You're watching them because you're a mother hen. You worry about Chloe. You may be a bitch, but not the type that steals other's girlfriends. End.
Beca's suddenly shouting "Sick!" in the couch where she was watching TV (surprisingly) and you can't help but look up from your laptop. You decide if it's worth it to berate her for yelling when you glance at the TV screen and see what it was she was being so excited about.
Chloe comes out of the kitchen, attracted by the noise. Beca was now standing wide-eyed like some fucking kid, actually bouncing up and down with excitement. "Babe! It's the new trailer for Grand Theft Auto 5!"
Already Chloe's wrinkling her nose at the chaos onscreen. She actually winces at the sight of the rifleman doing head shots and clears her throat. "I don't...is that a movie?"
Beca looks at her like she's been living under a rock. "It's the greatest open-world action game ever!" She turns back to the TV. "Wait, that guy looks an awful lot like the character from GTA San Andreas. Chris? Charles?"
You surprise even yourself when you blurt out, "Carl. Carl Johnson."
This time Beca's head swivels to look at you so fast you almost heard it crick. Chloe's jaw drops. "Bree, you mean you play that...that abomination?"
You shrug. "Ask me about Counter Strike."
Beca's still staring at you, but she's walking over to Chloe, wrapping an arm around the redhead's waist. "I'm gonna line up at the video store when it comes out. It's gonna be frickin' awesome – "
"You are not going to buy that," Chloe says, not bothering to hide her horror. "It'll make you violent!"
"Psh, you sound like my mother," Beca grumbles.
"I mean it! Studies show that people who play video games like those – "
"What study? That's, like, shit Bowling for Columbine disproved way back in 2000."
"You are not going to get that game, Rebeca Elise Mitchell," Chloe says dangerously, drawing herself to full height, her hands on her hips.
Beca rolls her eyes and gives out a loud huff. "Yes, m'lady," she mutters sullenly.
Once Chloe's out of earshot, though, Beca rounds on your spot at the coffee table, taking the pouf chair opposite you. "So...Aubrey Posen, gamer extraordinaire?"
You snort. "No. I just like the noisy ones - first-person-shooter stuff."
"Why?" You weren't expecting the questioning at all - it's even a surprise that Beca Mitchell hasn't said one sarcastic word to you in thirty seconds - but you keep your eyes on your laptop and decide to humor her.

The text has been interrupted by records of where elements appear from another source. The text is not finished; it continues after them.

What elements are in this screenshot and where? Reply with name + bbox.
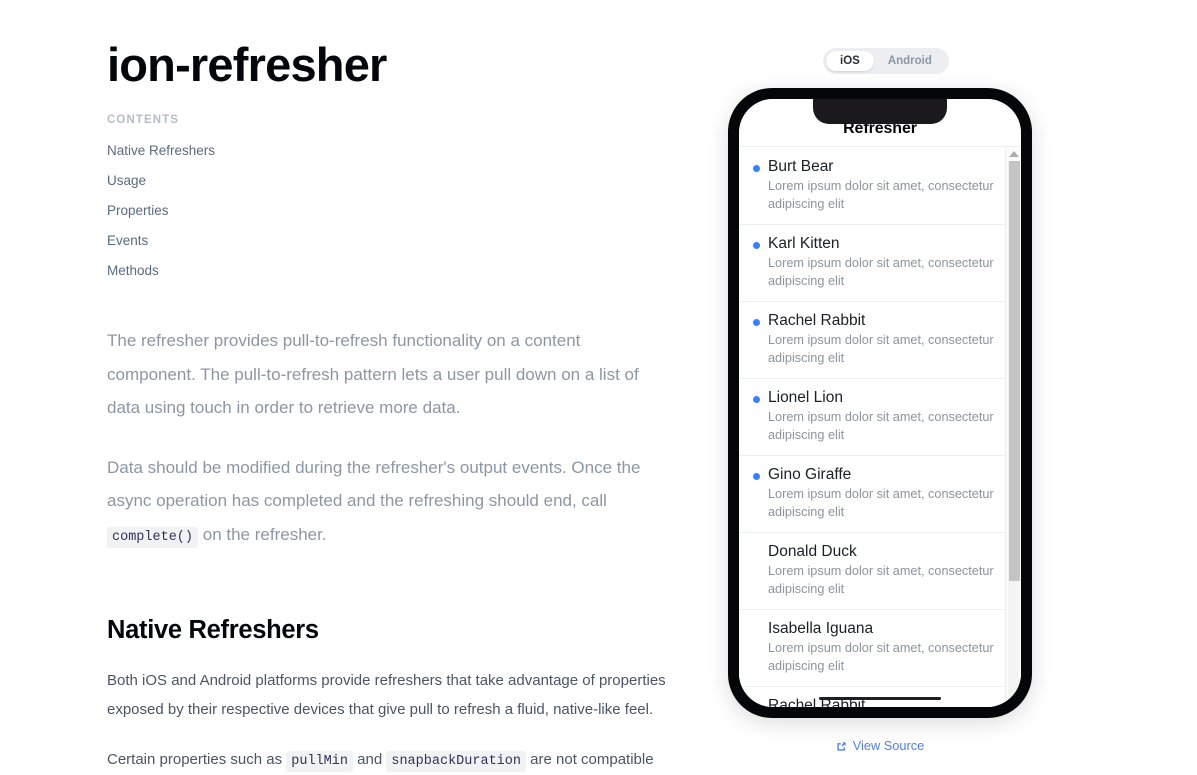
list-item-title: Burt Bear <box>768 158 834 175</box>
section-heading-native-refreshers: Native Refreshers <box>107 616 319 645</box>
contents-link-methods[interactable]: Methods <box>107 263 159 278</box>
list-item-subtitle: Lorem ipsum dolor sit amet, consectetur … <box>768 564 994 596</box>
list-item[interactable]: Gino Giraffe Lorem ipsum dolor sit amet,… <box>739 456 1021 533</box>
list-item-text: Gino Giraffe Lorem ipsum dolor sit amet,… <box>768 465 1007 521</box>
section-paragraph-1: Both iOS and Android platforms provide r… <box>107 672 666 718</box>
list-item-text: Isabella Iguana Lorem ipsum dolor sit am… <box>768 619 1007 675</box>
intro-paragraph-1: The refresher provides pull-to-refresh f… <box>107 331 639 418</box>
list-item[interactable]: Isabella Iguana Lorem ipsum dolor sit am… <box>739 610 1021 687</box>
list-item: Methods <box>107 262 677 280</box>
section-paragraph-2-text-a: Certain properties such as <box>107 751 283 769</box>
intro-paragraph-2-text-a: Data should be modified during the refre… <box>107 457 641 511</box>
unread-dot-icon <box>753 165 760 172</box>
list-item[interactable]: Lionel Lion Lorem ipsum dolor sit amet, … <box>739 379 1021 456</box>
list-item-subtitle: Lorem ipsum dolor sit amet, consectetur … <box>768 179 994 211</box>
view-source-label: View Source <box>852 738 925 753</box>
code-complete: complete() <box>107 526 199 548</box>
unread-dot-icon <box>753 627 760 634</box>
list-item-title: Gino Giraffe <box>768 466 852 483</box>
list-item: Properties <box>107 202 677 220</box>
unread-dot-icon <box>753 704 760 707</box>
list-item[interactable]: Karl Kitten Lorem ipsum dolor sit amet, … <box>739 225 1021 302</box>
list-item-text: Burt Bear Lorem ipsum dolor sit amet, co… <box>768 157 1007 213</box>
platform-toggle[interactable]: iOS Android <box>823 48 949 74</box>
section-paragraph-2-text-b: and <box>357 751 383 769</box>
section-paragraph-2: Certain properties such as pullMin and s… <box>107 746 667 775</box>
list-item-subtitle: Lorem ipsum dolor sit amet, consectetur … <box>768 410 994 442</box>
contents-list: Native Refreshers Usage Properties Event… <box>107 142 677 280</box>
platform-toggle-ios[interactable]: iOS <box>826 51 874 71</box>
unread-dot-icon <box>753 473 760 480</box>
contents-link-properties[interactable]: Properties <box>107 203 169 218</box>
code-snapbackduration: snapbackDuration <box>386 751 526 773</box>
app-content-scroll-area[interactable]: Burt Bear Lorem ipsum dolor sit amet, co… <box>739 148 1021 707</box>
home-indicator <box>819 697 941 700</box>
list-item: Usage <box>107 172 677 190</box>
unread-dot-icon <box>753 242 760 249</box>
unread-dot-icon <box>753 550 760 557</box>
list-item: Native Refreshers <box>107 142 677 160</box>
list-item: Events <box>107 232 677 250</box>
page-title: ion-refresher <box>107 38 387 91</box>
list-item-text: Rachel Rabbit Lorem ipsum dolor sit amet… <box>768 311 1007 367</box>
contents-label: CONTENTS <box>107 114 180 127</box>
list-item-title: Karl Kitten <box>768 235 840 252</box>
list-item-text: Karl Kitten Lorem ipsum dolor sit amet, … <box>768 234 1007 290</box>
code-pullmin: pullMin <box>286 751 353 773</box>
list-item-subtitle: Lorem ipsum dolor sit amet, consectetur … <box>768 641 994 673</box>
list-item[interactable]: Donald Duck Lorem ipsum dolor sit amet, … <box>739 533 1021 610</box>
list-item-text: Donald Duck Lorem ipsum dolor sit amet, … <box>768 542 1007 598</box>
contents-link-events[interactable]: Events <box>107 233 148 248</box>
platform-toggle-android[interactable]: Android <box>874 51 946 71</box>
list-item-title: Rachel Rabbit <box>768 312 866 329</box>
documentation-column: ion-refresher CONTENTS Native Refreshers… <box>107 0 677 775</box>
list-item-title: Lionel Lion <box>768 389 843 406</box>
list-item-title: Isabella Iguana <box>768 620 874 637</box>
intro-paragraph-2-text-b: on the refresher. <box>202 524 327 544</box>
external-link-icon <box>836 740 847 751</box>
phone-screen: Refresher Burt Bear Lorem ipsum dolor si… <box>739 99 1021 707</box>
contents-link-usage[interactable]: Usage <box>107 173 146 188</box>
list-item-text: Lionel Lion Lorem ipsum dolor sit amet, … <box>768 388 1007 444</box>
scrollbar-thumb[interactable] <box>1008 161 1020 581</box>
app-scrollbar[interactable] <box>1005 148 1021 707</box>
intro-paragraph-2: Data should be modified during the refre… <box>107 451 667 555</box>
refresher-item-list: Burt Bear Lorem ipsum dolor sit amet, co… <box>739 148 1021 707</box>
phone-frame: Refresher Burt Bear Lorem ipsum dolor si… <box>728 88 1032 718</box>
list-item[interactable]: Burt Bear Lorem ipsum dolor sit amet, co… <box>739 148 1021 225</box>
phone-notch <box>813 99 947 124</box>
unread-dot-icon <box>753 319 760 326</box>
page-root: ion-refresher CONTENTS Native Refreshers… <box>0 0 1197 775</box>
list-item-title: Donald Duck <box>768 543 857 560</box>
view-source-link[interactable]: View Source <box>700 738 1060 753</box>
list-item-subtitle: Lorem ipsum dolor sit amet, consectetur … <box>768 487 994 519</box>
list-item-subtitle: Lorem ipsum dolor sit amet, consectetur … <box>768 333 994 365</box>
contents-link-native-refreshers[interactable]: Native Refreshers <box>107 143 215 158</box>
list-item[interactable]: Rachel Rabbit Lorem ipsum dolor sit amet… <box>739 302 1021 379</box>
unread-dot-icon <box>753 396 760 403</box>
list-item-subtitle: Lorem ipsum dolor sit amet, consectetur … <box>768 256 994 288</box>
scroll-up-arrow-icon[interactable] <box>1008 151 1019 157</box>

"My father's a really angry guy," you say. "And even if I'm in my room and he's downstairs, sometimes full-volume Ace on Base on headphones isn't enough to shut out his voice, so..."

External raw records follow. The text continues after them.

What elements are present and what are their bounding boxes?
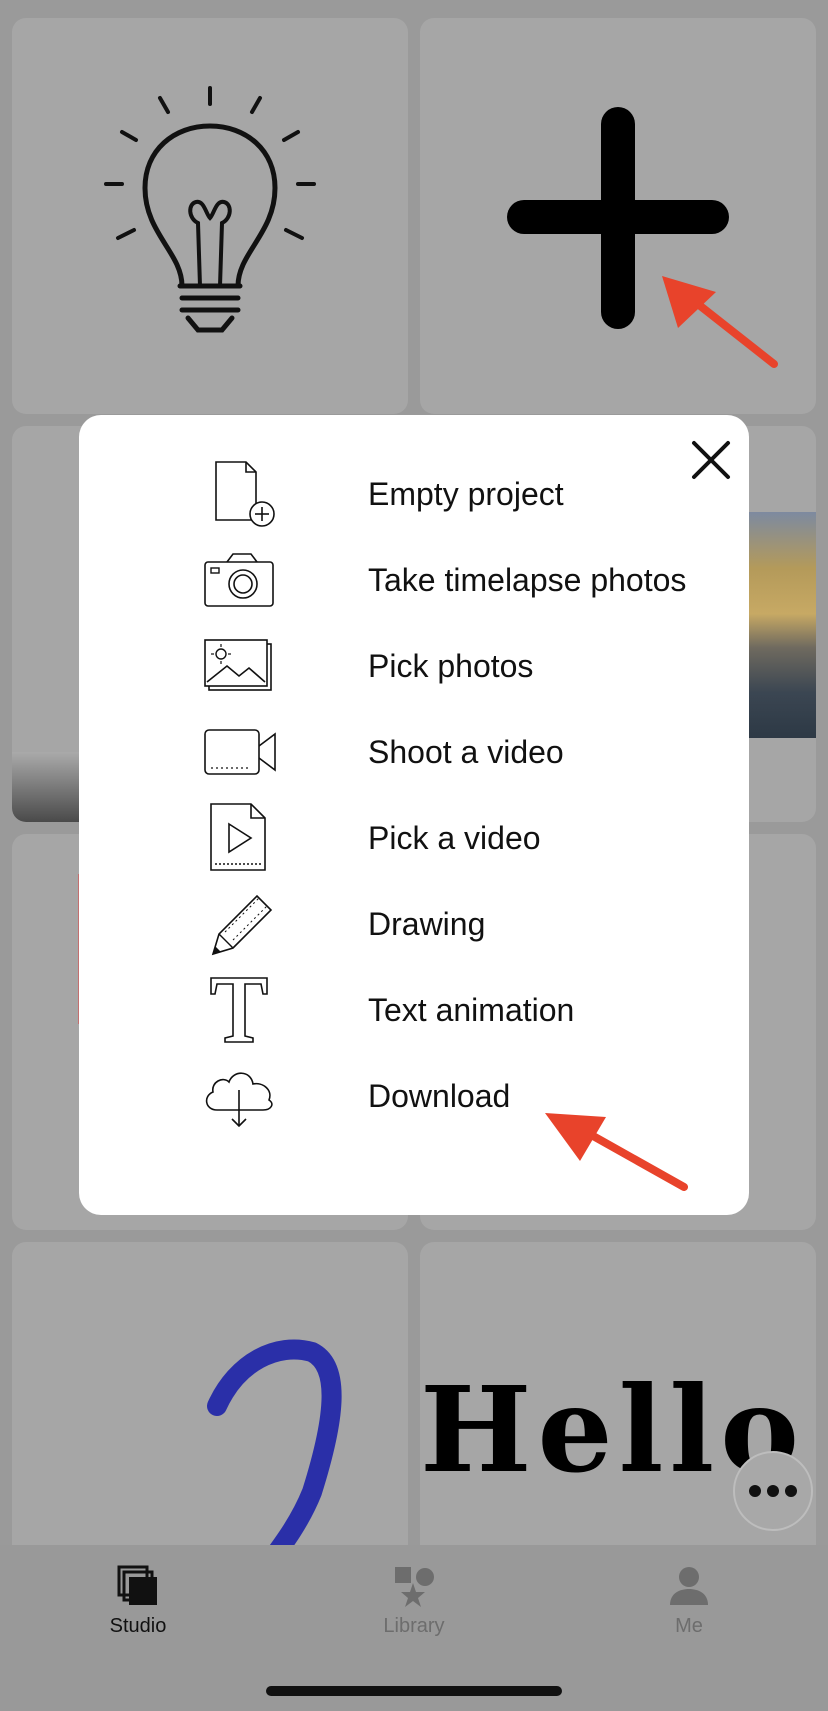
tab-me[interactable]: Me [609,1563,769,1653]
menu-item-label: Pick a video [368,820,541,856]
studio-icon [117,1565,157,1605]
menu-item-label: Shoot a video [368,734,564,770]
lightbulb-icon [104,86,316,333]
text-icon [199,974,279,1046]
library-icon [395,1567,434,1607]
menu-item-pick-photos[interactable]: Pick photos [79,626,749,706]
new-idea-tile[interactable] [12,18,408,414]
cloud-download-icon [199,1060,279,1132]
menu-item-label: Empty project [368,476,564,512]
tab-label: Studio [109,1615,167,1637]
more-icon [749,1485,797,1497]
person-icon [670,1567,708,1605]
menu-item-text-animation[interactable]: Text animation [79,970,749,1050]
new-project-menu: Empty project Take timelapse photos Pick… [79,415,749,1215]
menu-item-label: Take timelapse photos [368,562,687,598]
photos-icon [199,630,279,702]
menu-item-label: Pick photos [368,648,534,684]
annotation-arrow [545,1113,688,1191]
camera-icon [199,544,279,616]
menu-item-take-timelapse-photos[interactable]: Take timelapse photos [79,540,749,620]
video-file-icon [199,802,279,874]
home-indicator [266,1686,562,1696]
tab-label: Me [675,1615,703,1637]
menu-item-label: Text animation [368,992,575,1028]
more-button[interactable] [733,1451,813,1531]
menu-item-label: Download [368,1078,511,1114]
menu-item-empty-project[interactable]: Empty project [79,454,749,534]
new-document-icon [199,458,279,530]
menu-item-pick-a-video[interactable]: Pick a video [79,798,749,878]
tab-studio[interactable]: Studio [58,1563,218,1653]
tab-library[interactable]: Library [334,1563,494,1653]
menu-item-label: Drawing [368,906,486,942]
tab-label: Library [383,1615,445,1637]
pencil-icon [199,888,279,960]
video-camera-icon [199,716,279,788]
menu-item-drawing[interactable]: Drawing [79,884,749,964]
annotation-arrow [662,276,778,368]
menu-item-shoot-a-video[interactable]: Shoot a video [79,712,749,792]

"It drowns out the yelling better," Beca says. She clears her throat and clarifies. "The gunshots drown out the yelling better."

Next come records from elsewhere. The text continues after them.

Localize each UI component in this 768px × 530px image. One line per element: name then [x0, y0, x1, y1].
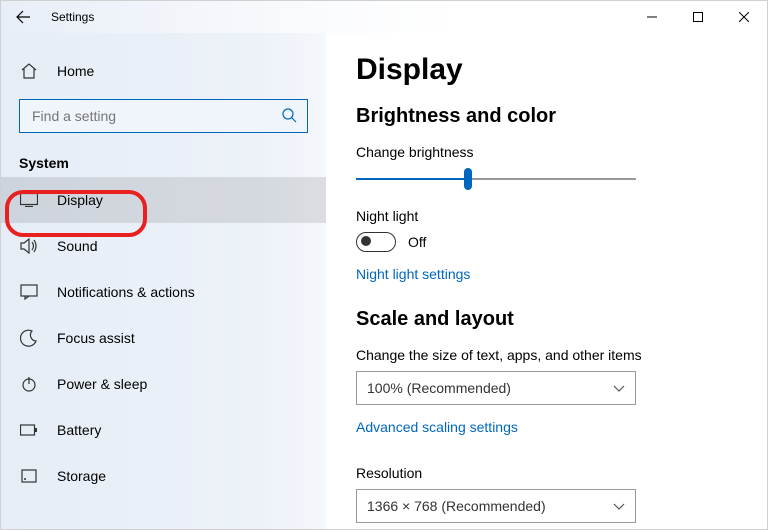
- nav-label: Storage: [57, 468, 106, 484]
- sound-icon: [19, 236, 39, 256]
- nav-label: Display: [57, 192, 103, 208]
- nav-label: Notifications & actions: [57, 284, 195, 300]
- advanced-scaling-link[interactable]: Advanced scaling settings: [356, 419, 518, 435]
- nav-item-sound[interactable]: Sound: [1, 223, 326, 269]
- scale-label: Change the size of text, apps, and other…: [356, 347, 737, 363]
- page-title: Display: [356, 53, 737, 87]
- search-input[interactable]: [30, 107, 281, 125]
- window-title: Settings: [45, 10, 629, 24]
- battery-icon: [19, 420, 39, 440]
- back-button[interactable]: [1, 9, 45, 25]
- arrow-left-icon: [15, 9, 31, 25]
- display-icon: [19, 190, 39, 210]
- maximize-icon: [693, 12, 703, 22]
- scale-dropdown[interactable]: 100% (Recommended): [356, 371, 636, 405]
- home-icon: [19, 61, 39, 81]
- nav-item-power-sleep[interactable]: Power & sleep: [1, 361, 326, 407]
- slider-thumb[interactable]: [464, 168, 472, 190]
- focus-assist-icon: [19, 328, 39, 348]
- nav-item-focus-assist[interactable]: Focus assist: [1, 315, 326, 361]
- nav-label: Focus assist: [57, 330, 135, 346]
- scale-value: 100% (Recommended): [367, 380, 511, 396]
- storage-icon: [19, 466, 39, 486]
- night-light-settings-link[interactable]: Night light settings: [356, 266, 470, 282]
- night-light-label: Night light: [356, 208, 737, 224]
- maximize-button[interactable]: [675, 1, 721, 33]
- slider-fill: [356, 178, 468, 180]
- nav-item-battery[interactable]: Battery: [1, 407, 326, 453]
- close-button[interactable]: [721, 1, 767, 33]
- nav-label: Battery: [57, 422, 101, 438]
- toggle-knob: [361, 236, 371, 246]
- home-link[interactable]: Home: [1, 51, 326, 91]
- nav-label: Power & sleep: [57, 376, 147, 392]
- night-light-state: Off: [408, 234, 426, 250]
- minimize-button[interactable]: [629, 1, 675, 33]
- nav-label: Sound: [57, 238, 97, 254]
- brightness-slider[interactable]: [356, 168, 636, 190]
- content-panel: Display Brightness and color Change brig…: [326, 33, 767, 529]
- close-icon: [739, 12, 749, 22]
- nav-item-notifications[interactable]: Notifications & actions: [1, 269, 326, 315]
- notifications-icon: [19, 282, 39, 302]
- night-light-toggle[interactable]: [356, 232, 396, 252]
- nav-item-display[interactable]: Display: [1, 177, 326, 223]
- nav-item-storage[interactable]: Storage: [1, 453, 326, 499]
- section-scale-layout: Scale and layout: [356, 308, 737, 331]
- sidebar: Home System Display Sound Notifications …: [1, 33, 326, 529]
- section-label-system: System: [1, 133, 326, 177]
- search-box[interactable]: [19, 99, 308, 133]
- chevron-down-icon: [613, 498, 625, 514]
- resolution-label: Resolution: [356, 465, 737, 481]
- power-icon: [19, 374, 39, 394]
- section-brightness-color: Brightness and color: [356, 105, 737, 128]
- search-icon: [281, 107, 297, 126]
- resolution-dropdown[interactable]: 1366 × 768 (Recommended): [356, 489, 636, 523]
- brightness-label: Change brightness: [356, 144, 737, 160]
- resolution-value: 1366 × 768 (Recommended): [367, 498, 546, 514]
- minimize-icon: [647, 12, 657, 22]
- chevron-down-icon: [613, 380, 625, 396]
- titlebar: Settings: [1, 1, 767, 33]
- home-label: Home: [57, 63, 94, 79]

You nod, still focused on your laptop screen. On the corner of your eye she's fidgeting and you relish this moment when Beca's really awkward, actually trying to think of something sensible to say for once. She asks, "Have you tried going on six wanted stars in GTA 4?"
"Oh please. I bet you haven't even lasted five minutes."
"Well, how long have you lasted?" Real-life Beca's back, the constant challenge once again present in her voice.
"Twenty. I got bored and Molotov'ed myself." No need to mention your character spent that time cooped up inside a tank.
Beca punches your arm with a grin, and it's the first time she touches you of her own accord. You gasp, more out of shock than actual outrage. "Keep your hobbit hands to yourself!"
"So we're getting GTA 5, right?" Beca's bouncing on her seat, and there's no indication in her face that she's amazed you're not strangling each other yet. "I'll hide my console in your room and we'll play when Chloe's asleep...okaaay, that came out wrong."
"Ew! You just indecently propositioned me behind my best friend's back!" You stare at her, trying to re-channel your inner bitch, and then you're taken aback by how...congenially her blue eyes were looking back at you. She sticks out her tongue and you think maybe you could actually do this whole friendship thing.
That is, if you can resist the alarms going off in your head.